Grasping at straws
Strange compulsions are not a stranger in times of stress and sadness. Compulsions to eat, sleep, clean things, talk too much, say the wrong thing and watch ridiculously cute overload videos on youtube. I search for titles like Dog and Cat playing. That leads to Duck gives dog a massage and Cat nurses baby squirrels. It comforts me somehow to see that things that should not only NOT be friendly are actually loving and caring for one another.
Like that viral video of that one dog guarding a wounded dog in Japan after the recent earthquake and tsunami catastrophe. Or of that 83 year old lady that rode her bike to get away from the killer wave in Japan. Impossible things happening make me feel safer and more at ease.
In order to keep a handle on the diet I am on trying to lose 10lbs by my 40th birthday at the end of March I am trying-not successfully today-to eat baby carrots while I watch puppies and aardvarks frolic instead of corn muffins with butter and a glass of red wine.
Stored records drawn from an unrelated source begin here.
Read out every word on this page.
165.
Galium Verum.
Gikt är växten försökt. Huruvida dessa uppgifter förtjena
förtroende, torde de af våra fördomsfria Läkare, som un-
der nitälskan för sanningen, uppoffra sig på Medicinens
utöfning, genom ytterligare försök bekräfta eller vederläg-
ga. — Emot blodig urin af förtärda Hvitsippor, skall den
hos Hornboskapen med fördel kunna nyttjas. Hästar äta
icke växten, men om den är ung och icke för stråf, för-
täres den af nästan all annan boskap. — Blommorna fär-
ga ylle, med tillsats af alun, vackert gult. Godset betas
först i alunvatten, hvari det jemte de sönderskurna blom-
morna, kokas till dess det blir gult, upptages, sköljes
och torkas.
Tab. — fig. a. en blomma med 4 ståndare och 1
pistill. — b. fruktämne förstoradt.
I think with how shitty the last two months have been and now the pinnacle of shit heap culminating with the death of a fabulously wonderful woman who was still buys mothering her children, my 40th birthday passing without my mother and the fight-that-won’t-end-or-change with my spouse I might have to stay up an extra hour to watch cute animals on youtube to thwart my creeping and pervasive unhappiness.
Its like meth or antidepressants only less expensive, not illegal and won’t rot my teeth.